Members of the cytohesin protein family, a group of guanine nucleotide exchange factors for adenosine diphosphate ribosylation factor (ARF) guanosine triphosphatases, have recently emerged as important regulators of signal transduction in vertebrate and invertebrate biology. These proteins share a modular domain structure, comprising carboxy-terminal membrane recruitment elements, a Sec7 homology effector domain, and an amino-terminal coiled-coil domain that serve as a platform for their integration into larger signaling complexes. Although these proteins have a highly similar overall build, their individual biological functions appear to be at least partly specific. Cytohesin-1 had been identified as a regulator of beta2 integrin inside-out regulation in immune cells and was subsequently shown to be involved in mitogen-associated protein kinase signaling in tumor cell proliferation as well as in T-helper cell activation and differentiation. Cytohesin-3, which had been discovered to be strongly associated with T-cell anergy, was very recently described as an essential component of insulin signal transduction in Drosophila and in human and murine liver cells. Future work will aim to dissect the mechanistic details of the modes of action of the cytohesins as well as to define the precise roles of these versatile proteins in vertebrates at the genetic level.

Polarization of endosomal SNX27 in migrating and tumor-engaged Natural Killer cells

Polarization is a critical mechanism for the proper functioning of many cell types. For lymphocytes, it is essential in a variety of processes, including migration from the blood to other tissue sites and vice versa.
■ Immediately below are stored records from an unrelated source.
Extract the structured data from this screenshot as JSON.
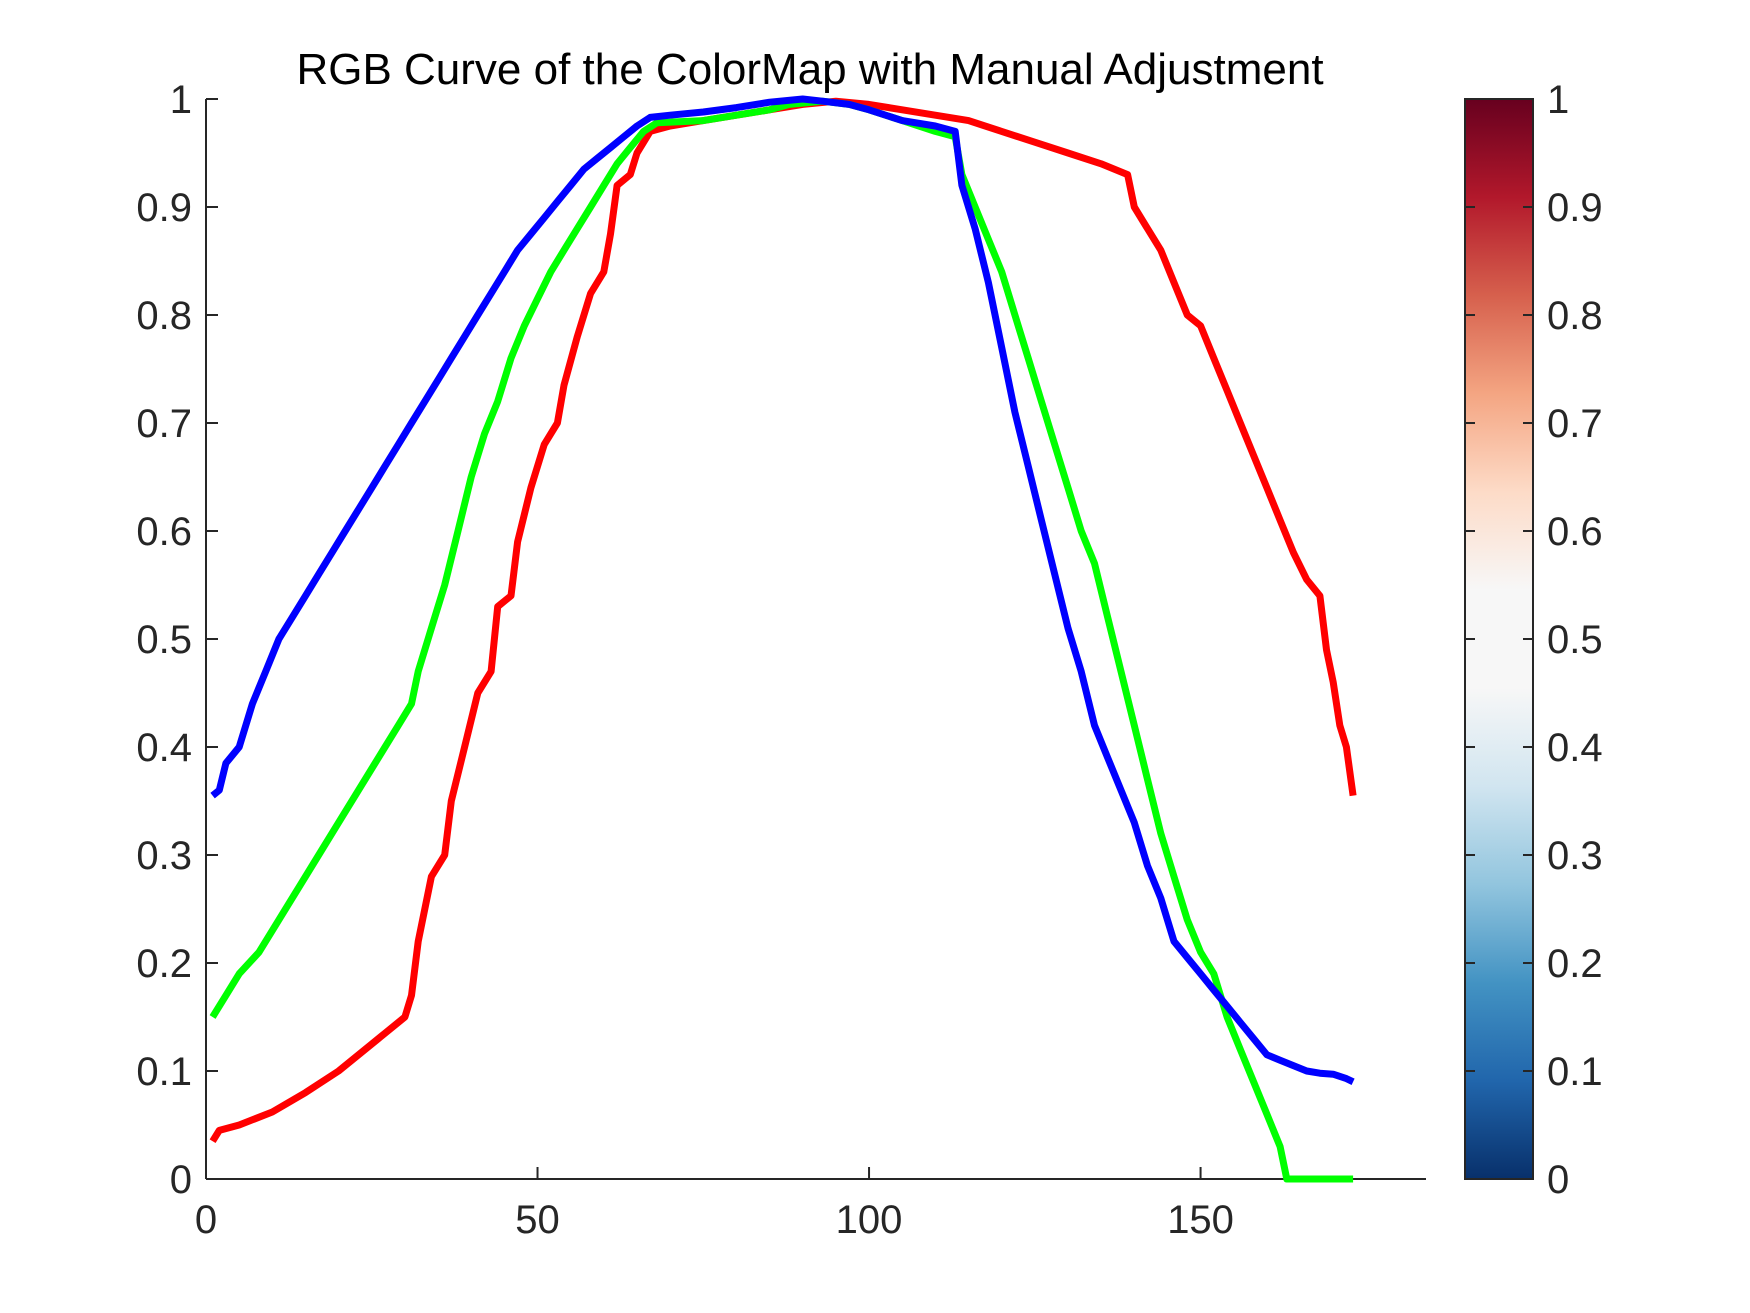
{
  "chart_data": {
    "type": "line",
    "title": "RGB Curve of the ColorMap with Manual Adjustment",
    "xlabel": "",
    "ylabel": "",
    "xlim": [
      0,
      184
    ],
    "ylim": [
      0,
      1
    ],
    "x_ticks": [
      "0",
      "50",
      "100",
      "150"
    ],
    "y_ticks": [
      "0",
      "0.1",
      "0.2",
      "0.3",
      "0.4",
      "0.5",
      "0.6",
      "0.7",
      "0.8",
      "0.9",
      "1"
    ],
    "grid": false,
    "legend": "none",
    "series": [
      {
        "color": "#ff0000",
        "points": [
          [
            1,
            0.035
          ],
          [
            2,
            0.045
          ],
          [
            5,
            0.05
          ],
          [
            10,
            0.062
          ],
          [
            15,
            0.08
          ],
          [
            20,
            0.1
          ],
          [
            25,
            0.125
          ],
          [
            30,
            0.15
          ],
          [
            31,
            0.17
          ],
          [
            32,
            0.22
          ],
          [
            34,
            0.28
          ],
          [
            36,
            0.3
          ],
          [
            37,
            0.35
          ],
          [
            39,
            0.4
          ],
          [
            41,
            0.45
          ],
          [
            43,
            0.47
          ],
          [
            44,
            0.53
          ],
          [
            46,
            0.54
          ],
          [
            47,
            0.59
          ],
          [
            49,
            0.64
          ],
          [
            51,
            0.68
          ],
          [
            53,
            0.7
          ],
          [
            54,
            0.735
          ],
          [
            56,
            0.78
          ],
          [
            58,
            0.82
          ],
          [
            60,
            0.84
          ],
          [
            61,
            0.875
          ],
          [
            62,
            0.92
          ],
          [
            64,
            0.93
          ],
          [
            65,
            0.95
          ],
          [
            67,
            0.97
          ],
          [
            70,
            0.975
          ],
          [
            75,
            0.98
          ],
          [
            80,
            0.985
          ],
          [
            85,
            0.99
          ],
          [
            90,
            0.995
          ],
          [
            95,
            0.998
          ],
          [
            100,
            0.995
          ],
          [
            105,
            0.99
          ],
          [
            110,
            0.985
          ],
          [
            115,
            0.98
          ],
          [
            120,
            0.97
          ],
          [
            125,
            0.96
          ],
          [
            130,
            0.95
          ],
          [
            135,
            0.94
          ],
          [
            139,
            0.93
          ],
          [
            140,
            0.9
          ],
          [
            142,
            0.88
          ],
          [
            144,
            0.86
          ],
          [
            146,
            0.83
          ],
          [
            148,
            0.8
          ],
          [
            150,
            0.79
          ],
          [
            152,
            0.76
          ],
          [
            154,
            0.73
          ],
          [
            156,
            0.7
          ],
          [
            158,
            0.67
          ],
          [
            160,
            0.64
          ],
          [
            162,
            0.61
          ],
          [
            164,
            0.58
          ],
          [
            166,
            0.555
          ],
          [
            168,
            0.54
          ],
          [
            169,
            0.49
          ],
          [
            170,
            0.46
          ],
          [
            171,
            0.42
          ],
          [
            172,
            0.4
          ],
          [
            173,
            0.355
          ]
        ]
      },
      {
        "color": "#00ff00",
        "points": [
          [
            1,
            0.15
          ],
          [
            3,
            0.17
          ],
          [
            5,
            0.19
          ],
          [
            8,
            0.21
          ],
          [
            11,
            0.24
          ],
          [
            14,
            0.27
          ],
          [
            17,
            0.3
          ],
          [
            20,
            0.33
          ],
          [
            23,
            0.36
          ],
          [
            26,
            0.39
          ],
          [
            29,
            0.42
          ],
          [
            31,
            0.44
          ],
          [
            32,
            0.47
          ],
          [
            34,
            0.51
          ],
          [
            36,
            0.55
          ],
          [
            38,
            0.6
          ],
          [
            40,
            0.65
          ],
          [
            42,
            0.69
          ],
          [
            44,
            0.72
          ],
          [
            46,
            0.76
          ],
          [
            48,
            0.79
          ],
          [
            50,
            0.815
          ],
          [
            52,
            0.84
          ],
          [
            54,
            0.86
          ],
          [
            56,
            0.88
          ],
          [
            58,
            0.9
          ],
          [
            60,
            0.92
          ],
          [
            62,
            0.94
          ],
          [
            64,
            0.955
          ],
          [
            66,
            0.97
          ],
          [
            68,
            0.978
          ],
          [
            75,
            0.98
          ],
          [
            80,
            0.985
          ],
          [
            85,
            0.99
          ],
          [
            88,
            0.995
          ],
          [
            93,
            0.998
          ],
          [
            97,
            0.995
          ],
          [
            100,
            0.99
          ],
          [
            105,
            0.98
          ],
          [
            110,
            0.97
          ],
          [
            113,
            0.965
          ],
          [
            114,
            0.93
          ],
          [
            116,
            0.9
          ],
          [
            118,
            0.87
          ],
          [
            120,
            0.84
          ],
          [
            122,
            0.8
          ],
          [
            124,
            0.76
          ],
          [
            126,
            0.72
          ],
          [
            128,
            0.68
          ],
          [
            130,
            0.64
          ],
          [
            132,
            0.6
          ],
          [
            134,
            0.57
          ],
          [
            136,
            0.52
          ],
          [
            138,
            0.47
          ],
          [
            140,
            0.42
          ],
          [
            142,
            0.37
          ],
          [
            144,
            0.32
          ],
          [
            146,
            0.28
          ],
          [
            148,
            0.24
          ],
          [
            150,
            0.21
          ],
          [
            152,
            0.19
          ],
          [
            154,
            0.15
          ],
          [
            156,
            0.12
          ],
          [
            158,
            0.09
          ],
          [
            160,
            0.06
          ],
          [
            162,
            0.03
          ],
          [
            163,
            0.0
          ],
          [
            173,
            0.0
          ]
        ]
      },
      {
        "color": "#0000ff",
        "points": [
          [
            1,
            0.355
          ],
          [
            2,
            0.36
          ],
          [
            3,
            0.385
          ],
          [
            5,
            0.4
          ],
          [
            7,
            0.44
          ],
          [
            9,
            0.47
          ],
          [
            11,
            0.5
          ],
          [
            13,
            0.52
          ],
          [
            15,
            0.54
          ],
          [
            17,
            0.56
          ],
          [
            19,
            0.58
          ],
          [
            21,
            0.6
          ],
          [
            23,
            0.62
          ],
          [
            25,
            0.64
          ],
          [
            27,
            0.66
          ],
          [
            29,
            0.68
          ],
          [
            31,
            0.7
          ],
          [
            33,
            0.72
          ],
          [
            35,
            0.74
          ],
          [
            37,
            0.76
          ],
          [
            39,
            0.78
          ],
          [
            41,
            0.8
          ],
          [
            43,
            0.82
          ],
          [
            45,
            0.84
          ],
          [
            47,
            0.86
          ],
          [
            49,
            0.875
          ],
          [
            51,
            0.89
          ],
          [
            53,
            0.905
          ],
          [
            55,
            0.92
          ],
          [
            57,
            0.935
          ],
          [
            59,
            0.945
          ],
          [
            61,
            0.955
          ],
          [
            63,
            0.965
          ],
          [
            65,
            0.975
          ],
          [
            67,
            0.983
          ],
          [
            70,
            0.985
          ],
          [
            75,
            0.988
          ],
          [
            80,
            0.992
          ],
          [
            85,
            0.997
          ],
          [
            90,
            1.0
          ],
          [
            93,
            0.998
          ],
          [
            97,
            0.995
          ],
          [
            100,
            0.99
          ],
          [
            105,
            0.98
          ],
          [
            110,
            0.975
          ],
          [
            113,
            0.97
          ],
          [
            114,
            0.92
          ],
          [
            116,
            0.88
          ],
          [
            118,
            0.83
          ],
          [
            120,
            0.77
          ],
          [
            122,
            0.71
          ],
          [
            124,
            0.66
          ],
          [
            126,
            0.61
          ],
          [
            128,
            0.56
          ],
          [
            130,
            0.51
          ],
          [
            132,
            0.47
          ],
          [
            134,
            0.42
          ],
          [
            136,
            0.39
          ],
          [
            138,
            0.36
          ],
          [
            140,
            0.33
          ],
          [
            142,
            0.29
          ],
          [
            144,
            0.26
          ],
          [
            146,
            0.22
          ],
          [
            148,
            0.205
          ],
          [
            150,
            0.19
          ],
          [
            152,
            0.175
          ],
          [
            154,
            0.16
          ],
          [
            156,
            0.145
          ],
          [
            158,
            0.13
          ],
          [
            160,
            0.115
          ],
          [
            162,
            0.11
          ],
          [
            164,
            0.105
          ],
          [
            166,
            0.1
          ],
          [
            168,
            0.098
          ],
          [
            170,
            0.097
          ],
          [
            172,
            0.093
          ],
          [
            173,
            0.09
          ]
        ]
      }
    ],
    "colorbar": {
      "ticks": [
        "0",
        "0.1",
        "0.2",
        "0.3",
        "0.4",
        "0.5",
        "0.6",
        "0.7",
        "0.8",
        "0.9",
        "1"
      ],
      "range": [
        0,
        1
      ],
      "colors": [
        "#08306b",
        "#2166ac",
        "#4393c3",
        "#92c5de",
        "#d1e5f0",
        "#f7f7f7",
        "#f7f7f7",
        "#fddbc7",
        "#f4a582",
        "#d6604d",
        "#b2182b",
        "#67001f"
      ]
    }
  }
}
In NK cells and CTLs, the cytotoxic granule delivery mechanism requires polarization for granule movement to the immunological synapse (IS), in killing tumor and virus-infected cells. Recently, it has become apparent that endosomes are also involved in the cytotoxic mechanism. Using an in vitro conjugation approach, we show that in NK-92 cells, endosomal Sorting Nexin 27 (SNX27) polarizes to the IS during tumor cell engagement in a distinct compartment adjacent to the cytotoxic granules. We also show that SNX27 polarizes to the apical membrane, opposite the uropod, during NK cell migration. These previously unreported results indicate that SNX27 is a participant in NK cell polarization, as a mediator or target of the mechanism.

Sorting nexin 27 interacts with the Cytohesin associated scaffolding protein (CASP) in lymphocytes

CASP is a small cytokine-inducible protein, primarily expressed in hematopoetic cells, which associates with members of the Cytohesin/ARNO family of guanine nucleotide-exchange factors. Cytohesins activate ARFs, a group of GTPases involved in vesicular initiation. Functionally, CASP is an adaptor protein containing a PDZ domain, a coiled-coil, and a potential carboxy terminal PDZ-binding motif that we sought to characterize here. Using GST pulldowns and mass spectrometry we identified the novel interaction of CASP and sorting nexin 27 (SNX27). In lymphocytes, CASP's PDZ-binding motif interacts with the PDZ domain of SNX27. This protein is a unique member of the sorting nexin family of proteins, a group generally involved in the endocytic and intracellular sorting machinery. Endogenous SNX27 and CASP co-localize at the early endosomal compartment in lymphocytes and also in transfection studies. These results suggest that endosomal SNX27 may recruit CASP to orchestrate intracellular trafficking and/or signaling complexes.